Secreted ORF8 reprograms macrophages to enhance SARS-CoV-2 infection of lung epithelial cells

Severe acute respiratory syndrome coronavirus 2 (SARS-CoV-2) primarily targets the respiratory epithelium, yet severe disease features diffuse lung injury and hyperinflammatory syndromes driven by dysregulated immune activation. Emerging evidence indicates that resident and infiltrating immune cells in the lung can encounter the virus early in infection and, under specific conditions, become infected ( 1, 2 ). This process amplifies local inflammation and facilitates viral propagation in the lower airways and distal lung regions ( 3, 4 ), where angiotensin converting enzyme 2 (ACE2) expression is limited ( 5, 6 ). However, how epithelial and immune cell compartments interact to produce the hallmark pulmonary pathology of SARS-CoV-2 infection remains unresolved.
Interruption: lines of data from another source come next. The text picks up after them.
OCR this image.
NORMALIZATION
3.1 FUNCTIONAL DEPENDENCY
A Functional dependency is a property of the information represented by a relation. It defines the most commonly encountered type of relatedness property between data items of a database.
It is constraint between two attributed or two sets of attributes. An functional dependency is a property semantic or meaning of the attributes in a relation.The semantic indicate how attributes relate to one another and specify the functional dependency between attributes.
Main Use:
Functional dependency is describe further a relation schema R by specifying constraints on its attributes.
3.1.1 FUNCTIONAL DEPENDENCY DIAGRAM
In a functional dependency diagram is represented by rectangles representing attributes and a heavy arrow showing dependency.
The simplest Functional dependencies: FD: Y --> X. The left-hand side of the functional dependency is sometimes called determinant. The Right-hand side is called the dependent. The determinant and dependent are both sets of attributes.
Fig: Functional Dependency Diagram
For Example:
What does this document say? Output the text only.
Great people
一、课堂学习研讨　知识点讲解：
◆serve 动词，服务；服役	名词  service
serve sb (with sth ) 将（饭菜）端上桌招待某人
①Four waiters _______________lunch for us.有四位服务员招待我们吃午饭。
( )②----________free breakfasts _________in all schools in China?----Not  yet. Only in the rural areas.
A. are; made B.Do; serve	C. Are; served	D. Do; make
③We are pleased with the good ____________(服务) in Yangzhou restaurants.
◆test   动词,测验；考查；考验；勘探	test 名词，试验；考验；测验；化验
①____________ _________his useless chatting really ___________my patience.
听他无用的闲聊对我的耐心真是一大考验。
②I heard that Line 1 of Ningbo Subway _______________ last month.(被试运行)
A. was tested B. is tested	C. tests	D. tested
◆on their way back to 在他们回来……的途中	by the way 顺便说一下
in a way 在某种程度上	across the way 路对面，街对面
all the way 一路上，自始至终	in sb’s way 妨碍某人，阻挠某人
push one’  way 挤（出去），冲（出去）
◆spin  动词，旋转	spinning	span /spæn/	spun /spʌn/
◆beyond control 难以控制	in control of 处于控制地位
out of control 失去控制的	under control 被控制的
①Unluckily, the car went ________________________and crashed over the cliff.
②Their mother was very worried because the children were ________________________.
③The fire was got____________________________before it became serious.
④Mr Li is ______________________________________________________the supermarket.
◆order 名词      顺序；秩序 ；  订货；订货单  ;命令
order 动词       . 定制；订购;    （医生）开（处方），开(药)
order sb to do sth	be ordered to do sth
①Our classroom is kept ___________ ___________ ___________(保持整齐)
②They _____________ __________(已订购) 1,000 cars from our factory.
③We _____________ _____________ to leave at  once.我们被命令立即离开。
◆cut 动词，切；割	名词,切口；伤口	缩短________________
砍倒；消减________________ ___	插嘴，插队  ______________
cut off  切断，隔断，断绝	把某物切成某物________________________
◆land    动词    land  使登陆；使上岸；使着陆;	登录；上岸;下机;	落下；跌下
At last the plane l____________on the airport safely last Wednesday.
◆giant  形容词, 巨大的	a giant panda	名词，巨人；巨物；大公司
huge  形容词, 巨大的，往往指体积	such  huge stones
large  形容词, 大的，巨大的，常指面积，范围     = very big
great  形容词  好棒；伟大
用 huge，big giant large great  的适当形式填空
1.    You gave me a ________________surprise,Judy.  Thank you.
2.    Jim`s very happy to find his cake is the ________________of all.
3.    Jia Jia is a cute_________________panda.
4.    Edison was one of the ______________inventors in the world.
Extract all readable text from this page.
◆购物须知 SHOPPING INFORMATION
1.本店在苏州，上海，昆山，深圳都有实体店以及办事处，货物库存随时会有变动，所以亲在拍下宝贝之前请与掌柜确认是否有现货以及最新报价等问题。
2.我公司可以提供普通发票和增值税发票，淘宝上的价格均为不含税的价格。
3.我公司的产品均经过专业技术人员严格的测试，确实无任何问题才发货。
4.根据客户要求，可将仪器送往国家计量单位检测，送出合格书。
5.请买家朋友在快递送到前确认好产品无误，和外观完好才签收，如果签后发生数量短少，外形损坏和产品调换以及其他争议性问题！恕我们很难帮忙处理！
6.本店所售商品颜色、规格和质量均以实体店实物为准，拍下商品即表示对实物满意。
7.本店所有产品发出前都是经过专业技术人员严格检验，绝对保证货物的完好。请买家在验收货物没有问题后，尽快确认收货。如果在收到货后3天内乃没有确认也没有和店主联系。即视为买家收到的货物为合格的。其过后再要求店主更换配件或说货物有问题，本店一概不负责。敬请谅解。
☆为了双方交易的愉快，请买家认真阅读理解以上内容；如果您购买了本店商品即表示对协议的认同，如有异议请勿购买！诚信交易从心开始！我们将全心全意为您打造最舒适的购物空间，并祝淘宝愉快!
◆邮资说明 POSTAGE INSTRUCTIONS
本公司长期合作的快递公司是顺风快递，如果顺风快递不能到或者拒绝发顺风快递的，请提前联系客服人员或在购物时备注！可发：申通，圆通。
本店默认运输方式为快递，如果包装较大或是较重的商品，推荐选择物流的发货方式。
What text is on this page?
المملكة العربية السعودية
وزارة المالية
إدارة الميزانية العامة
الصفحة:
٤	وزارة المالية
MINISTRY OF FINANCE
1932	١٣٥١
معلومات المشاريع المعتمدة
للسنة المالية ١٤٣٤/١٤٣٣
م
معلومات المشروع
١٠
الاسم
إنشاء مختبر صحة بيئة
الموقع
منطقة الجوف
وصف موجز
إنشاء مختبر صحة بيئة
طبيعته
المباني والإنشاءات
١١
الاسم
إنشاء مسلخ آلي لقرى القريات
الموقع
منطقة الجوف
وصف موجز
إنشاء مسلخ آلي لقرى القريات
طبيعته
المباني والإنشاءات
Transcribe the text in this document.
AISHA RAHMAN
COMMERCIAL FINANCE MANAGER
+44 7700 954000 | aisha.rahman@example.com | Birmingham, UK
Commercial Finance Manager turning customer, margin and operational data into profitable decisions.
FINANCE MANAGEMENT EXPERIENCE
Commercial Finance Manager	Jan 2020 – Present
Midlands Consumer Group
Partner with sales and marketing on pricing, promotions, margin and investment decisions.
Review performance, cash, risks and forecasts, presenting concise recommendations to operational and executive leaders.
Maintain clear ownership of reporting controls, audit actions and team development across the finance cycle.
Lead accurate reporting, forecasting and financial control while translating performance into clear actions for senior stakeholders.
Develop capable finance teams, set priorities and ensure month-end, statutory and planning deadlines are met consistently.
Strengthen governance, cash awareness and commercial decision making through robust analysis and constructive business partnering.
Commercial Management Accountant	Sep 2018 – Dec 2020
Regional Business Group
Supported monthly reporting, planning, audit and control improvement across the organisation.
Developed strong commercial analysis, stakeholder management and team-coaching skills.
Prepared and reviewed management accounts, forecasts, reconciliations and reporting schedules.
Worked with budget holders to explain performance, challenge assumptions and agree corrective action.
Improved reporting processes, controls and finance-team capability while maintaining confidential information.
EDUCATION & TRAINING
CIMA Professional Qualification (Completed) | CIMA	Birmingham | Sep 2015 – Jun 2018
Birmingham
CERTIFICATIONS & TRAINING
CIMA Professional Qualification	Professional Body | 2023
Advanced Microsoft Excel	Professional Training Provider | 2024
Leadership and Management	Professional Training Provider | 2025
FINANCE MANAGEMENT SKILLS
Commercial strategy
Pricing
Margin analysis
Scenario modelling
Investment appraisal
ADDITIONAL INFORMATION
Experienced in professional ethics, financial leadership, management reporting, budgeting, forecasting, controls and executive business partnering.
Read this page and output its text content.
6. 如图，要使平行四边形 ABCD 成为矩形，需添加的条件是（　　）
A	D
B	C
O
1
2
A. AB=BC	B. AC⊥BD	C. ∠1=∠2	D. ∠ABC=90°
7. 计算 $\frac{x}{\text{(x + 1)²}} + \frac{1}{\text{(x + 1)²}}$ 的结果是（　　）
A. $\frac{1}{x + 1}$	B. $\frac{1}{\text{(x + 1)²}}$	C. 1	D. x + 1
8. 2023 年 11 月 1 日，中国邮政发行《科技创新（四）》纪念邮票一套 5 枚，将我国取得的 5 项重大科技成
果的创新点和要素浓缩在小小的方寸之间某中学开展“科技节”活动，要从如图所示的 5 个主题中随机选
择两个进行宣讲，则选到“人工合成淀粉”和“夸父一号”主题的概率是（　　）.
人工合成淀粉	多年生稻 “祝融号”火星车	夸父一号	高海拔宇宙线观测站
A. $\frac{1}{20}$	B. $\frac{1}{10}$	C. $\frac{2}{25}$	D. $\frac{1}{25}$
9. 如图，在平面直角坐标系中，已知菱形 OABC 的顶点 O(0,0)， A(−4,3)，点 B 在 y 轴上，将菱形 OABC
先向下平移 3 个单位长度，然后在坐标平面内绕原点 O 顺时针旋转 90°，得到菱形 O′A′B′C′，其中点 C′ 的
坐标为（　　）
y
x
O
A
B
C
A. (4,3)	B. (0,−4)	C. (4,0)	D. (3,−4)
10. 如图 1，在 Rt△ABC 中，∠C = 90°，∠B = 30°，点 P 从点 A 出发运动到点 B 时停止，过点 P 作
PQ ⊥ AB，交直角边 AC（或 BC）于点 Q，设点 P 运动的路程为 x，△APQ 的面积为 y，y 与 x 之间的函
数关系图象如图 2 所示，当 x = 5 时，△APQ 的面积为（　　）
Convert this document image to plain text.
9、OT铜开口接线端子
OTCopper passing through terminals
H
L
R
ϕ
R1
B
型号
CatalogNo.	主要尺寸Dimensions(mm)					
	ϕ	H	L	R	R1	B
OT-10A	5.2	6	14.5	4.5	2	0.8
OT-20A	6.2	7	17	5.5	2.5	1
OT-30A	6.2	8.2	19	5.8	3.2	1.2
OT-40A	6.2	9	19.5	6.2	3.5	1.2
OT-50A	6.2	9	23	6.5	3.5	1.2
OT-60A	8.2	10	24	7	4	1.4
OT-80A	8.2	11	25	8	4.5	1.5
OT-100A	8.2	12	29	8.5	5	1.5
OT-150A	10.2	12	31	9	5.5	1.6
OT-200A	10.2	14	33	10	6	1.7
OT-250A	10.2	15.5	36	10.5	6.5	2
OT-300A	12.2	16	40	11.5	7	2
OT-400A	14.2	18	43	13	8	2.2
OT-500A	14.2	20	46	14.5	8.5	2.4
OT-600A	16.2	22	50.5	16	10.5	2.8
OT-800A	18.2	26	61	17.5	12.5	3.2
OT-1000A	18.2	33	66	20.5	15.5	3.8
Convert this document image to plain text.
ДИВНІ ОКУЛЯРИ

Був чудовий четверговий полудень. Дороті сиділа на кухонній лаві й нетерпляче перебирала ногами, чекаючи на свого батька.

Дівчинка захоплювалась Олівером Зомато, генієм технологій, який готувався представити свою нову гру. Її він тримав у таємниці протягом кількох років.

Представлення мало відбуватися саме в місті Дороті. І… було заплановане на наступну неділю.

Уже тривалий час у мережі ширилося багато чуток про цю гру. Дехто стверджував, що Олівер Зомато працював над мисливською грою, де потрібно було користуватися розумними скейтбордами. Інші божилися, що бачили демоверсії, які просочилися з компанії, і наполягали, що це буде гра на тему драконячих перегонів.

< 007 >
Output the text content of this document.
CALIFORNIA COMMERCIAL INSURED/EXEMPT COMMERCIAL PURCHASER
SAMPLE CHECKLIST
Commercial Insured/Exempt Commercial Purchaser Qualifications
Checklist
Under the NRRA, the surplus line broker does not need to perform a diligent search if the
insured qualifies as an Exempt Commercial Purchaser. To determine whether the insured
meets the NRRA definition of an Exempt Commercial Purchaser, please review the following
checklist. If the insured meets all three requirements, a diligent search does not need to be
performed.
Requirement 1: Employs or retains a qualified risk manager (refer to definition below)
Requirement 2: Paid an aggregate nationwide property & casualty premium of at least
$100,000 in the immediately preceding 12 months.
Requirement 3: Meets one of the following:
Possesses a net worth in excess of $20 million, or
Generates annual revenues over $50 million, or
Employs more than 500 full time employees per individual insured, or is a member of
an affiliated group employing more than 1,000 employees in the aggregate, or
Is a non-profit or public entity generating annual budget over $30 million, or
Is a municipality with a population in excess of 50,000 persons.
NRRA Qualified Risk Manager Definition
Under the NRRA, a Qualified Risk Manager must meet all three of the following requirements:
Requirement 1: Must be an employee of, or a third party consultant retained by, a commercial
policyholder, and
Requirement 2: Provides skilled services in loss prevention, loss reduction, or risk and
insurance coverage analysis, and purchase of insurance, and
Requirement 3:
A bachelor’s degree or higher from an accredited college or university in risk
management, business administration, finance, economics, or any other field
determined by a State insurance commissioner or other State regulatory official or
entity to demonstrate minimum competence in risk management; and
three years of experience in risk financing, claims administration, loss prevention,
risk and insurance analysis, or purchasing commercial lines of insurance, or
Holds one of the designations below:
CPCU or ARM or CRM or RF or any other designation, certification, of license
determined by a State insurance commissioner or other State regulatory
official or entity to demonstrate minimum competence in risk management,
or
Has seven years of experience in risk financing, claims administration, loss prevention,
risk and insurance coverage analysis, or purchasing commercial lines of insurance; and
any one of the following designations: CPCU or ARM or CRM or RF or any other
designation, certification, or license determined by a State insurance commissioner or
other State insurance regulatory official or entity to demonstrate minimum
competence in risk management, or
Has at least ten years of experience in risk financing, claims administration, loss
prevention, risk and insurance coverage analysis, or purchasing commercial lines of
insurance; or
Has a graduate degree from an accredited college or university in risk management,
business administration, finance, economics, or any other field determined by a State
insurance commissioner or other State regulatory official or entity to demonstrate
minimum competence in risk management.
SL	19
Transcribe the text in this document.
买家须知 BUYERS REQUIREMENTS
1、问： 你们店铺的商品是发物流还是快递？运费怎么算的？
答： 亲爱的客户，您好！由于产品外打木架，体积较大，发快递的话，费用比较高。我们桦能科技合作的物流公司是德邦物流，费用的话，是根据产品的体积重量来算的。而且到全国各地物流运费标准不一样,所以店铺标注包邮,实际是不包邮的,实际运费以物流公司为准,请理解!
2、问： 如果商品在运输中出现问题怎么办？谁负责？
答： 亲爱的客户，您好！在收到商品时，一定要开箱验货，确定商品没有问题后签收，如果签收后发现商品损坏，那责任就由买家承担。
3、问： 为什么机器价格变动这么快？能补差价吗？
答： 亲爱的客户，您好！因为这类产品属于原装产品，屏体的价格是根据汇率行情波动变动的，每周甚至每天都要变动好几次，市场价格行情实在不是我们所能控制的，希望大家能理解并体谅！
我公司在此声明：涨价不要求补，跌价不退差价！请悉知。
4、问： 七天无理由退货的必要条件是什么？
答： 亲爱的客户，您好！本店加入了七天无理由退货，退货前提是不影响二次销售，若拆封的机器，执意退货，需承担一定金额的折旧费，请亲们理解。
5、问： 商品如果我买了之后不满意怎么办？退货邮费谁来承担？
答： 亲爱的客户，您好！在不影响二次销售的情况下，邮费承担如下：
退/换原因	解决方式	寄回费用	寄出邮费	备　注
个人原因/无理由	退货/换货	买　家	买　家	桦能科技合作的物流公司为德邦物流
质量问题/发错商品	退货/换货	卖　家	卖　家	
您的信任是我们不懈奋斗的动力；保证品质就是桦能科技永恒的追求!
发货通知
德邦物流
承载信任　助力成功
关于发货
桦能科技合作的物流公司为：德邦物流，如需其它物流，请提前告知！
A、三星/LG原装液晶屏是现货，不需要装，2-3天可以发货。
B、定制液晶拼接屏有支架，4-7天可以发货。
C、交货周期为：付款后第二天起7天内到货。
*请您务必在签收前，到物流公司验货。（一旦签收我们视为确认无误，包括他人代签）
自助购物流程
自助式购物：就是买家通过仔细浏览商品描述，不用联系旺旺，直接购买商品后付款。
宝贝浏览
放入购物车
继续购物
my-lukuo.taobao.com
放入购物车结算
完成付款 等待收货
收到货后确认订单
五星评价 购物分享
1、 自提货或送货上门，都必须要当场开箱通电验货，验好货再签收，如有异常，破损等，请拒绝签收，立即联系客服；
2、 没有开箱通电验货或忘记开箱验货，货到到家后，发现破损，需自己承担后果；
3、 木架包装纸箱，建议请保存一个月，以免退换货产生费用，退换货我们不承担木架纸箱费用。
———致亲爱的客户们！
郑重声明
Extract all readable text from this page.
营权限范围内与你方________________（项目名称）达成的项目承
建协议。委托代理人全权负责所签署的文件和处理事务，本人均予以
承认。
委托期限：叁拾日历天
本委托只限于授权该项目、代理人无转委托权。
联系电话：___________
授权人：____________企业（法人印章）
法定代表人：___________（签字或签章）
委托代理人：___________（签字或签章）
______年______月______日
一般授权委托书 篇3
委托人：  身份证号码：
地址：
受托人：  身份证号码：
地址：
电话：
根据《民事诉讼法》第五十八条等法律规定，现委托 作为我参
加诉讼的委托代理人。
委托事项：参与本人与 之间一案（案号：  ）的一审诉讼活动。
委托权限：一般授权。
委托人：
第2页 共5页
Here we show that secreted ORF8, a SARS-CoV-2 accessory protein, drives inflammatory lung pathology by increasing macrophage permissiveness to infection, triggering pyroptosis, and amplifying viral replication in alveolar epithelial cells. Co-culture of macrophages with human alveolar type II (AT2) cells overrides ORF8’s previously reported inhibition of AT2 infection ( 7, 8 ), restoring productive viral replication. In vivo, IL-17RA blockade counteracts ORF8 activity, lowering viral burden and attenuating pulmonary inflammation and fibrosis. These findings reveal a paracrine role for ORF8 in reprogramming macrophages, thereby establishing a feedforward proviral circuit that accelerates lung pathology in COVID-19 and are clinically relevant given the recurrent emergence of SARS-CoV-2 variants with either intact or deleted ORF8 since the beginning of the pandemic.